Esta situación de inseguridad no es ajena para las caseras del Mercado Mayorista, mujeres de varias edades que venden almuerzos, jugos y otros alimentos. Están hastiadas de la delincuencia. A los vendedores ambulantes, ubicados en las calles aledañas al mercado, los responsabilizan de ser una “tapadera” de ladrones.

Paulina Lema trabaja todo el día en un puesto de corvinas para llevar el pan a su mesa. Llegada la tarde prefiere llamar un taxi que la recoja en la puerta del mercado. Caminar por las desoladas aceras de La Marín en busca de un bus es un riesgo que prefiere no tomar.

Los ‘arranchadores’ operan a cualquier hora del día, ni siquiera esperan a la noche. No hay diferencia entre las 11:00 o las 15:00. Con luz o sombra, atacan. Si un transeúnte es ajeno al barrio y camina sin precaución, lo más seguro es que convertirá en víctima, relatan.

En la calle Don Bosco hay un señor que en las mañanas ofrece desayunos para las personas sin hogar. Su acto benéfico es una forma de ayuda para los afectados económicamente por la emergencia sanitaria.

Lastimosamente, su labor social queda empañada por lo que ocurre horas después, según narran los vecinos. Algunos que desayunan en la mañana son los mismos que roban en la tarde.

“Soy abanderada y ladrona”, grita en plena avenida, una joven que no superará los 25 años. Insulta a un policía que la detuvo por no portar mascarilla y que le endilgó su falta de educación. No fue acusada de robar ni un centavo, pero sola y por voluntad propia, lo expresó.

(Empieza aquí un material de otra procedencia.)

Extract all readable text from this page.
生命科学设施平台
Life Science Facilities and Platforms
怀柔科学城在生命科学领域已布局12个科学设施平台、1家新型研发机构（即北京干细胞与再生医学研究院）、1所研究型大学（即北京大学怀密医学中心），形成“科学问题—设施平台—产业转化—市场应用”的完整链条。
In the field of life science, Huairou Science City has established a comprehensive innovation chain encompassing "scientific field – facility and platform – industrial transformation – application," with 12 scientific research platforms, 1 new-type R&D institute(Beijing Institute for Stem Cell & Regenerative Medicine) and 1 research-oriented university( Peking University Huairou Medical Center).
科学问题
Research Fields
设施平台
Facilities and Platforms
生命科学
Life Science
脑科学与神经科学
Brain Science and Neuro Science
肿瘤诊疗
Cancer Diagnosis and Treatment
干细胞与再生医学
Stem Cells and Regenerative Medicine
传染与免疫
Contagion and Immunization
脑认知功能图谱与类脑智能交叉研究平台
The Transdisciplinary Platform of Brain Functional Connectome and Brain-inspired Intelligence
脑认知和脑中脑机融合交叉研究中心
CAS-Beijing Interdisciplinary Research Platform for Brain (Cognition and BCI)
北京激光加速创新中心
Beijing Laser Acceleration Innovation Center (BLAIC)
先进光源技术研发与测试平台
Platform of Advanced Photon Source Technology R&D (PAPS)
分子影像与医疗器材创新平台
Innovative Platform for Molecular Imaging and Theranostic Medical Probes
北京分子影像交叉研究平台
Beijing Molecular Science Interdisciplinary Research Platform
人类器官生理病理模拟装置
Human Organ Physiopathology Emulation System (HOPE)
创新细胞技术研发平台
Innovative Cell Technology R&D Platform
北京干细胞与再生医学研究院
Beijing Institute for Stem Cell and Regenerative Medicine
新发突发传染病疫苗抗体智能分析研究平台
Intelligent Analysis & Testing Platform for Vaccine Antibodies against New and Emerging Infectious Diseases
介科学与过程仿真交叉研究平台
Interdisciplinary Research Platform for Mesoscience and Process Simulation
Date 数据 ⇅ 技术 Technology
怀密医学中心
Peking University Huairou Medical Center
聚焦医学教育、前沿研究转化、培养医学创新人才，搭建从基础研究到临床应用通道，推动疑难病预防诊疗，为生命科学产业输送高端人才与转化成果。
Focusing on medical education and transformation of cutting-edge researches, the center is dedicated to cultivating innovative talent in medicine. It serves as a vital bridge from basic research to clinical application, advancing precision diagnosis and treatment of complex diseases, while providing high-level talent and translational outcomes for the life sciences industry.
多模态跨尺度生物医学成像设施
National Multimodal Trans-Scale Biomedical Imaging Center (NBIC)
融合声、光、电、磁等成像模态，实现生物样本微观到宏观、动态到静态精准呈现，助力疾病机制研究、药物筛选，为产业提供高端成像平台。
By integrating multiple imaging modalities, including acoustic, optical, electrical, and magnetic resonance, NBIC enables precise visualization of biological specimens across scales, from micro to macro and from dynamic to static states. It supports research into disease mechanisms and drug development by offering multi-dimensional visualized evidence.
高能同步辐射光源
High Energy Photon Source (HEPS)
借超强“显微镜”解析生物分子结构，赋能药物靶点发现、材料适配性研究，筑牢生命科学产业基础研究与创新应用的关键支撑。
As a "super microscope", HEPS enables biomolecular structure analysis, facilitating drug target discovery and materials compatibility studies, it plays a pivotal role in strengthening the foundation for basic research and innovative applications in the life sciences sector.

La Policía Nacional es consciente de lo que ocurre en la zona. El jefe de control del Distrito Manuela Cañizares, mayor Esteban Arroyo, revela que el asunto económico a causa de la pandemia ha golpeado a varias familias. Si bien no justifica la delincuencia, siente que es una problemática derivada de la falta de recursos.

Alrededor de 350 efectivos de la Policía custodian el Centro Histórico de Quito para proteger a los ciudadanos. Arroyo menciona que periódicamente se efectúan operativos para “mermar la parte delictiva” del sector. En patrullajes que realizan por la zona verifican que los habitantes de la calle no estén armados, posean más droga de la que permite la ley o transiten sin mascarilla.

Los comerciantes que cada día llegan a sus lugares de trabajo para conseguir un sustento, se esfuerzan y combaten contra la delincuencia y el covid-19; dos enemigos invisibles. Saben que están ahí, y solo se los ve cuando dan el golpe.